Secure energy sector (2)

Quietly, the administration of former President Rodrigo R. Duterte has put in place the foundation for sustainable growth while laying down the groundwork for new sources of development that the current administration can build on.

Tangible gains through the “Build, Build, Build” are all over as Filipinos now enjoy more efficient public transport services and more are opening soon.

The less ubiquitous gains are in policies that make it easier and faster for President Bongbong Marcos to apply bigger reforms.

A good example is the energy sector in which a game changer was initiated through Department Circular 2021-09-0028 which established the Philippine Strategic Petroleum Reserve Program.

Under the scheme, a national petroleum reserve will be maintained to shield the country against global supply and price disruptions.

The country is a net importer of petroleum products which makes it vulnerable to global price shocks such as what had transpired from the East European conflict.
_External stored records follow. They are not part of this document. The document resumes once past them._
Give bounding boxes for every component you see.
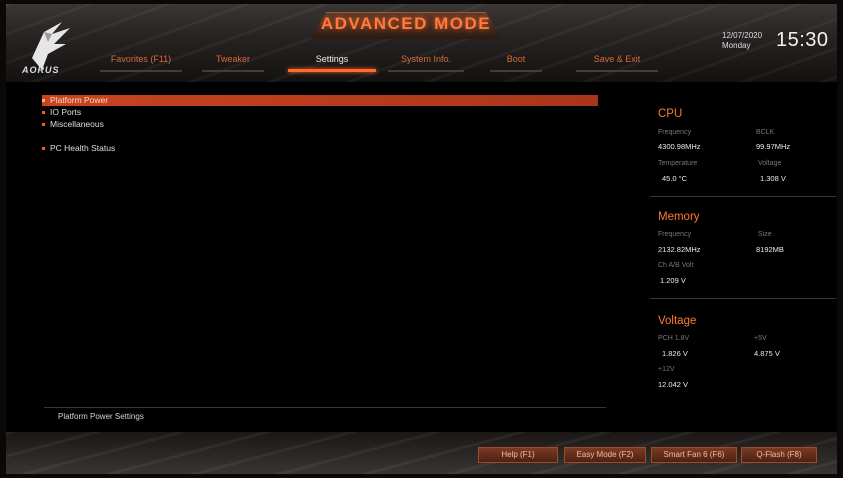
tab-label: Save & Exit [593,54,641,64]
tab-underline [490,70,542,72]
memory-size-value: 8192MB [756,245,784,254]
12v-label: +12V [658,366,675,373]
menu-item-platform-power[interactable]: Platform Power [42,95,598,106]
tab-label: Boot [506,54,526,64]
tab-underline [576,70,658,72]
memory-size-label: Size [758,231,772,238]
menu-item-pc-health-status[interactable]: PC Health Status [42,143,115,154]
section-divider [650,298,836,299]
smart-fan-button[interactable]: Smart Fan 6 (F6) [651,447,737,463]
voltage-section-title: Voltage [658,315,697,327]
tab-label: System Info. [400,54,452,64]
bullet-icon [42,99,45,102]
menu-item-label: PC Health Status [50,143,116,153]
q-flash-button[interactable]: Q-Flash (F8) [741,447,817,463]
date-text: 12/07/2020 [722,31,763,40]
tab-settings[interactable]: Settings [288,52,376,72]
easy-mode-button[interactable]: Easy Mode (F2) [564,447,646,463]
memory-ch-volt-value: 1.209 V [660,276,686,285]
tab-underline [100,70,182,72]
cpu-voltage-label: Voltage [758,160,782,167]
tab-save-exit[interactable]: Save & Exit [576,52,658,72]
mode-title: ADVANCED MODE [320,14,492,33]
memory-section-title: Memory [658,211,700,223]
tab-underline [202,70,264,72]
cpu-frequency-label: Frequency [658,129,692,136]
menu-item-label: IO Ports [50,107,82,117]
tab-system-info[interactable]: System Info. [388,52,464,72]
header-bar: AORUS ADVANCED MODE Favorites (F11) Twea… [6,4,837,82]
pch-voltage-label: PCH 1.8V [658,335,690,342]
tab-label: Settings [315,54,349,64]
bullet-icon [42,111,45,114]
cpu-frequency-value: 4300.98MHz [658,142,701,151]
tab-boot[interactable]: Boot [490,52,542,72]
help-divider [44,407,606,408]
memory-frequency-value: 2132.82MHz [658,245,701,254]
cpu-bclk-label: BCLK [756,129,775,136]
menu-item-miscellaneous[interactable]: Miscellaneous [42,119,104,130]
section-divider [650,196,836,197]
bullet-icon [42,123,45,126]
5v-value: 4.875 V [754,349,780,358]
bios-window: AORUS ADVANCED MODE Favorites (F11) Twea… [6,4,837,474]
menu-item-label: Platform Power [50,95,109,105]
tab-active-underline [288,69,376,72]
help-description: Platform Power Settings [58,412,144,421]
date-display: 12/07/2020 Monday [722,31,762,51]
tab-label: Favorites (F11) [110,54,172,64]
bullet-icon [42,147,45,150]
cpu-voltage-value: 1.308 V [760,174,786,183]
help-button[interactable]: Help (F1) [478,447,558,463]
menu-item-label: Miscellaneous [50,119,104,129]
cpu-temperature-value: 45.0 °C [662,174,688,183]
time-display: 15:30 [776,29,829,51]
brand-logo-text: AORUS [22,65,60,75]
memory-frequency-label: Frequency [658,231,692,238]
menu-item-io-ports[interactable]: IO Ports [42,107,81,118]
tab-tweaker[interactable]: Tweaker [202,52,264,72]
tab-underline [388,70,464,72]
5v-label: +5V [754,335,767,342]
cpu-section-title: CPU [658,108,683,120]
12v-value: 12.042 V [658,380,689,389]
cpu-bclk-value: 99.97MHz [756,142,791,151]
tab-favorites[interactable]: Favorites (F11) [100,52,182,72]
memory-ch-volt-label: Ch A/B Volt [658,262,694,269]
day-text: Monday [722,41,751,50]
tab-label: Tweaker [215,54,250,64]
pch-voltage-value: 1.826 V [662,349,688,358]
cpu-temperature-label: Temperature [658,160,698,167]
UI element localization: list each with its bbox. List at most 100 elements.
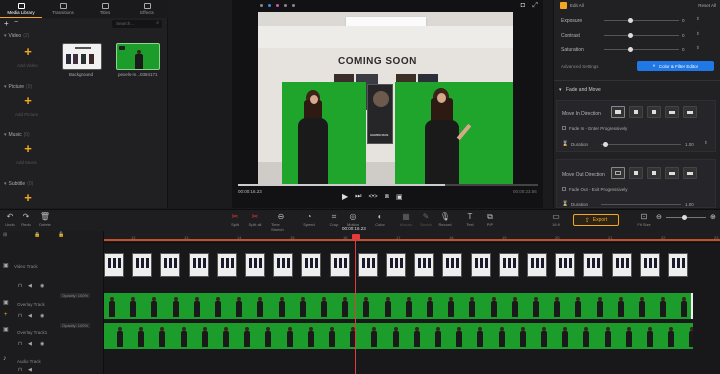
exposure-stepper[interactable]: ⬍: [696, 16, 700, 22]
exposure-value[interactable]: 0: [682, 18, 685, 23]
duration-in-knob[interactable]: [603, 142, 608, 147]
video-clip-frame[interactable]: [583, 253, 604, 277]
aspect-ratio-button[interactable]: ▭ 16:9: [546, 212, 566, 227]
video-clip-frame[interactable]: [386, 253, 406, 277]
color-button[interactable]: ◐ Color: [370, 212, 390, 227]
overlay-clip[interactable]: [104, 293, 693, 319]
volume-icon[interactable]: ◀: [28, 313, 32, 319]
video-clip-frame[interactable]: [216, 253, 237, 277]
video-clip-frame[interactable]: [301, 253, 322, 277]
eye-icon[interactable]: ◉: [40, 283, 44, 289]
reset-all-button[interactable]: Reset All: [698, 3, 716, 8]
contrast-stepper[interactable]: ⬍: [696, 31, 700, 37]
collapse-arrow-icon[interactable]: ▾: [559, 87, 562, 93]
tab-transitions[interactable]: Transitions: [42, 0, 84, 18]
zoom-in-icon[interactable]: ⊕: [710, 213, 716, 221]
move-in-right-button[interactable]: [647, 106, 661, 118]
crop-frame-icon[interactable]: ⧈: [385, 193, 389, 201]
move-out-left-button[interactable]: [629, 167, 643, 179]
overlay-clip[interactable]: [104, 323, 693, 349]
duration-in-stepper[interactable]: ⬍: [704, 140, 708, 146]
tab-effects[interactable]: Effects: [126, 0, 168, 18]
eye-icon[interactable]: ◉: [40, 313, 44, 319]
fade-in-checkbox[interactable]: [562, 126, 566, 130]
video-clip-frame[interactable]: [639, 253, 660, 277]
lock-icon[interactable]: ⊓: [18, 367, 22, 373]
fit-size-button[interactable]: ⊡ Fit Size: [634, 212, 654, 227]
lock-icon[interactable]: ⊓: [18, 313, 22, 319]
move-in-bottom-button[interactable]: [683, 106, 697, 118]
video-clip-frame[interactable]: [188, 253, 209, 277]
play-icon[interactable]: ▶: [342, 192, 348, 201]
contrast-value[interactable]: 0: [682, 33, 685, 38]
move-out-none-button[interactable]: [611, 167, 625, 179]
add-track-icon[interactable]: ⊞: [3, 232, 7, 238]
playhead-handle[interactable]: [352, 234, 360, 240]
duration-in-slider[interactable]: [601, 144, 681, 145]
add-music-button[interactable]: +: [20, 142, 36, 155]
record-button[interactable]: 🎙 Record: [435, 212, 455, 227]
video-clip-frame[interactable]: [414, 253, 435, 277]
media-thumb-background[interactable]: [62, 43, 102, 70]
mosaic-button[interactable]: ▦ Mosaic: [396, 212, 416, 227]
add-video-button[interactable]: +: [20, 45, 36, 58]
export-button[interactable]: ⇪ Export: [573, 214, 619, 226]
saturation-value[interactable]: 0: [682, 47, 685, 52]
tab-titles[interactable]: Titles: [84, 0, 126, 18]
eye-icon[interactable]: ◉: [40, 341, 44, 347]
lock-icon[interactable]: 🔒: [34, 232, 40, 238]
media-thumb-green[interactable]: [116, 43, 160, 70]
volume-icon[interactable]: ▣: [396, 193, 403, 201]
split-all-button[interactable]: ✂ Split all: [245, 212, 265, 227]
exposure-slider[interactable]: [604, 20, 679, 21]
crop-button[interactable]: ⌗ Crop: [324, 212, 344, 227]
delete-button[interactable]: 🗑 Delete: [35, 212, 55, 227]
video-clip-frame[interactable]: [245, 253, 265, 277]
move-in-left-button[interactable]: [629, 106, 643, 118]
search-icon[interactable]: ⌕: [156, 20, 159, 26]
sketch-button[interactable]: ✎ Sketch: [416, 212, 436, 227]
move-out-right-button[interactable]: [647, 167, 661, 179]
saturation-stepper[interactable]: ⬍: [696, 45, 700, 51]
video-clip-frame[interactable]: [160, 253, 181, 277]
edit-all-checkbox[interactable]: [560, 2, 567, 9]
redo-button[interactable]: ↷ Redo: [16, 212, 36, 227]
video-clip-frame[interactable]: [357, 253, 378, 277]
pip-button[interactable]: ⧉ PIP: [480, 212, 500, 227]
lock-icon[interactable]: ⊓: [18, 341, 22, 347]
contrast-knob[interactable]: [628, 33, 633, 38]
video-clip-frame[interactable]: [273, 253, 294, 277]
tab-media-library[interactable]: Media Library: [0, 0, 42, 18]
add-media-icon[interactable]: +: [4, 19, 9, 28]
timeline-ruler[interactable]: 12 13 14 15 16 17 18 19 20 21 22 23: [104, 231, 720, 243]
add-overlay-icon[interactable]: +: [4, 312, 8, 318]
contrast-slider[interactable]: [604, 35, 679, 36]
add-picture-button[interactable]: +: [20, 94, 36, 107]
video-clip-frame[interactable]: [668, 253, 688, 277]
volume-icon[interactable]: ◀: [28, 367, 32, 373]
next-frame-icon[interactable]: ⏭: [355, 193, 361, 201]
lock-icon[interactable]: ⊓: [18, 283, 22, 289]
text-button[interactable]: T Text: [460, 212, 480, 227]
add-subtitle-button[interactable]: +: [20, 191, 36, 204]
duration-in-value[interactable]: 1.00: [685, 142, 694, 147]
video-clip-frame[interactable]: [104, 253, 124, 277]
section-music-header[interactable]: ▾ Music (0): [4, 132, 30, 138]
speed-button[interactable]: ◔ Speed: [299, 212, 319, 227]
video-clip-frame[interactable]: [470, 253, 491, 277]
fade-out-checkbox[interactable]: [562, 187, 566, 191]
video-clip-frame[interactable]: [132, 253, 153, 277]
video-clip-frame[interactable]: [498, 253, 519, 277]
duration-out-value[interactable]: 1.00: [685, 202, 694, 207]
video-clip-frame[interactable]: [555, 253, 576, 277]
search-input[interactable]: Search... ⌕: [112, 20, 162, 28]
video-clip-frame[interactable]: [329, 253, 350, 277]
volume-icon[interactable]: ◀: [28, 283, 32, 289]
unlock-icon[interactable]: 🔓: [58, 232, 64, 238]
zoom-knob[interactable]: [682, 215, 687, 220]
zoom-out-icon[interactable]: ⊖: [656, 213, 662, 221]
move-out-top-button[interactable]: [665, 167, 679, 179]
section-picture-header[interactable]: ▾ Picture (0): [4, 84, 32, 90]
motion-button[interactable]: ◎ Motion: [343, 212, 363, 227]
split-button[interactable]: ✂ Split: [225, 212, 245, 227]
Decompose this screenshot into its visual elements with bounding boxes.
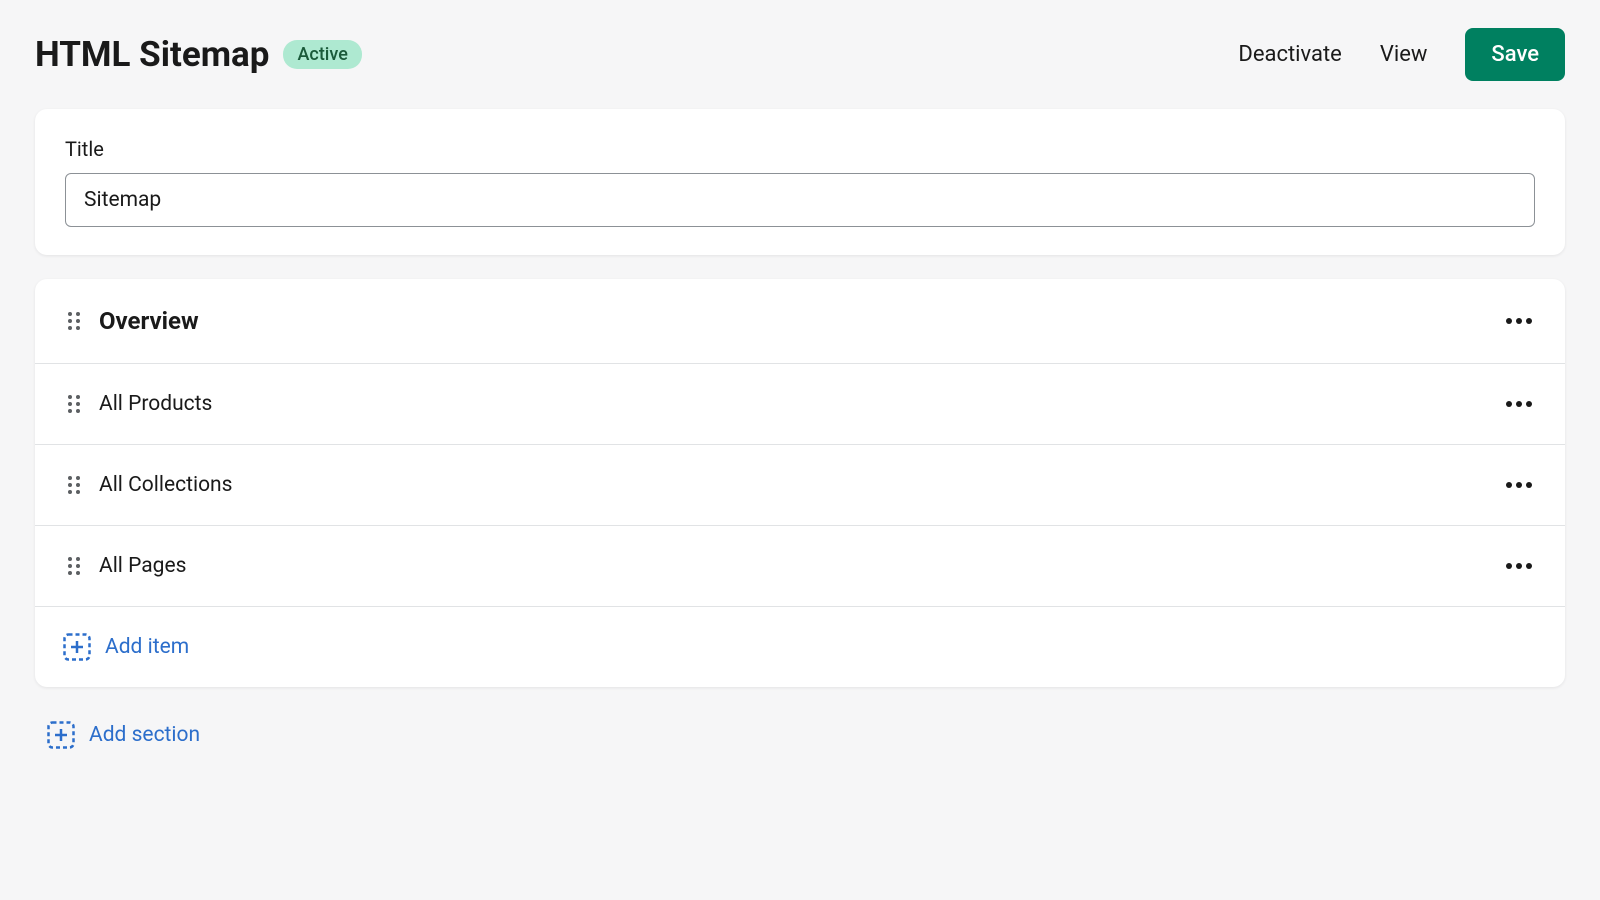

Another fulfilled goal of former Energy Secretary Alfonso Cusi was affording a great majority of Filipino families access to electricity.

Last year, 95.4 percent of households use electricity compared to 90.65 percent in 2016.

Thus, 25.02 million households now enjoy the benefits of electricity services. This lightens the load of the current administration which has to look for an electricity supply for 1.06 million families who live in darkness.

A great deal of Filipinos who remain outside the electricity grid lives in Mindanao where the electrification level is at 86 percent.

Full electrification also becomes easier after former President Duterte signed in December 2021 EO 156 entitled “Instituting Measures to Ensure Consistent and Reliable Electricity Service in Inadequately Served Areas, Improve Performance of Ineffective Distribution Utilities, and Achieve Total Electrification of the Country”.

One of the reasons for the leveling off in electricity prices was Republic Act 11371, or the Murang Kuryente Act, which mandated the use of the government’s share from the Malampaya Deepwater-Gas-to-Power project to pay the stranded costs and debts of the National Power Corporation.

Consumers can observe this in the declining universal charges in the monthly bills.

Under the previous regime, another pivotal law, RA 1152, or the “Act Extending and Enhancing the Implementation of the Lifeline Rate”, extended the implementation of subsidies to poor households up to 2051.

Quick responses during calamities to revive the crucial electricity supply was achieved through the Energy Resiliency Policy which required all energy industry players to formulate and submit strategies, programs, and activities that would improve their infrastructure and systems, stockpiling mechanisms, as well as response and recovery measures.

The Task Force on Energy Resiliency was created to put the policy into effect.

Composed of members of energy agencies and industry stakeholders, the Task Force ensures effective preparedness, response, and restoration activities during calamities.